Democrats spied an early opportunity this week to divide President-elect Donald Trump and Congressional Republicans on two sleeper issues, previewing a tactic the party could use next year to broaden its popular appeal.
Before floor debates in the Senate on Tuesday, Democrats called for long-term funding for retired coal miners’ health benefits and making permanent “Buy America” provisions in a water infrastructure bill that would require the government to only fund projects that use American-made steel.
Both are working class-focused issues that target the heart of Donald Trump’s support in coal country and in steelmaking counties that helped swing the election.
“We challenge the President-elect to follow through on his promise to America’s working families,” incoming Senate Minority Leader Chuck Schumer told reporters on Tuesday afternoon. “Stand with Democrats in supporting steelworkers and miners across the country. Tell the Republicans to reverse course.”
Neither water infrastructure nor miners’ health are glamorous, big-ticket items. But on both, Republicans in Congress are at odds with the ethos, if not the letter of Trump’s campaign promises to protect American mining and manufacturing.
Republicans in the House led by Speaker Paul Ryan removed a provision from the Water Resources Development Act—an infrastructure spending bill on the country’s waterways—that would require using American-made steel. Republicans have said in the past they believed the provision would ultimately direct federal funding to some domestic companies and not others.
Senate Majority Leader Mitch McConnell, meanwhile, has called for temporary funding for miners’ health benefits as part of a continuing resolution, or short-term government funding mechanism, instead of a long-term fix. “What I recommended to the House was miners’ healthcare for the duration of the CR [continuing resolution], and I’m hopeful optimistic that will be part of the CR when it comes over from the House.”

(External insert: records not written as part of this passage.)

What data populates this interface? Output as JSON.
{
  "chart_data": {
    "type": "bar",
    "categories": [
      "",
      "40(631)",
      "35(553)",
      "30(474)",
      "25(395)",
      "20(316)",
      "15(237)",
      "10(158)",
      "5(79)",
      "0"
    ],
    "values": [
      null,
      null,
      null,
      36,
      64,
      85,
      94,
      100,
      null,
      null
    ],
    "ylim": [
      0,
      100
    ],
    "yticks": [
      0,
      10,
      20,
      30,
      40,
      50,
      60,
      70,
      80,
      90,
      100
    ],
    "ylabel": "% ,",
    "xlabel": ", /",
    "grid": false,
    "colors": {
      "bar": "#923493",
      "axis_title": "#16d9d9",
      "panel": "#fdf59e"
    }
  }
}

Democrats call the Republicans’ positions inadequate, saying they want a long-term fix in the form of legislation called the Miners Protection Act. Democratic Sen. Joe Manchin of West Virginia, along with his Republican counterpart, Sen. Shelley Moore Capito, and a couple dozen others called on the legislation to pass by the end of 2016 in order to address shortages in the miners’ health funds.
“It sounds like Mitch McConnell is at war with the coal miners,” said Democratic Sen. Dick Durbin of Illinois.
Trump campaigned heavily on protecting coal miners, which helped him win states like West Virginia, Kentucky and Ohio by large margins. While McConnell’s proposal would extend a decades-old miners’ healthcare fund, the solution is not the long-term fix Democrats and some Republicans are calling for.
Republicans said they wanted to make sure miners got benefits. “We’re trying our best to meet those needs,” said Rep. Hal Rogers of Kentucky, chairman of the House Appropriations Committee. “Obviously I want to see us take care of those miners as best we can, considering the circumstances.”
The water infrastructure bill would require government projects to use American-made steel, a provision that is a major boon for steelmakers who have hemorrhaged production to China and Turkey.
“By removing my Buy America standard, Speaker Ryan and House Republicans are embracing the status-quo in Washington. This is a failure by House leadership to make a solid commitment to American manufacturers and workers,” Democratic Sen. Tammy Baldwin of Wisconsin, who pushed for the provision, said in a statement.
As Democrats struggle to find their footing after a disastrous election, many in the party have called for measures to build support among working class voters in the so-called Rust Belt states.
For Democrats it is less a change it reflects less a change in policy than a change in messaging, as they seek to highlight differences between the President-elect and his party, and seek to reclaim their title as the party of the working class.
Democrats lost by significant margins in old manufacturing states such as Ohio and Pennsylvania and faced surprise defeats in Michigan and Wisconsin. Over the next year they will seek to make back their losses, in part by muddying the Republicans’ and Trump’s message.
“We’re beginning to see the fault lines emerge, the divisions that will dominate Washington next year,” said Schumer. “Only this time, instead of the fault lines falling between Democrats and Republicans, they’re falling between the President and his own party.”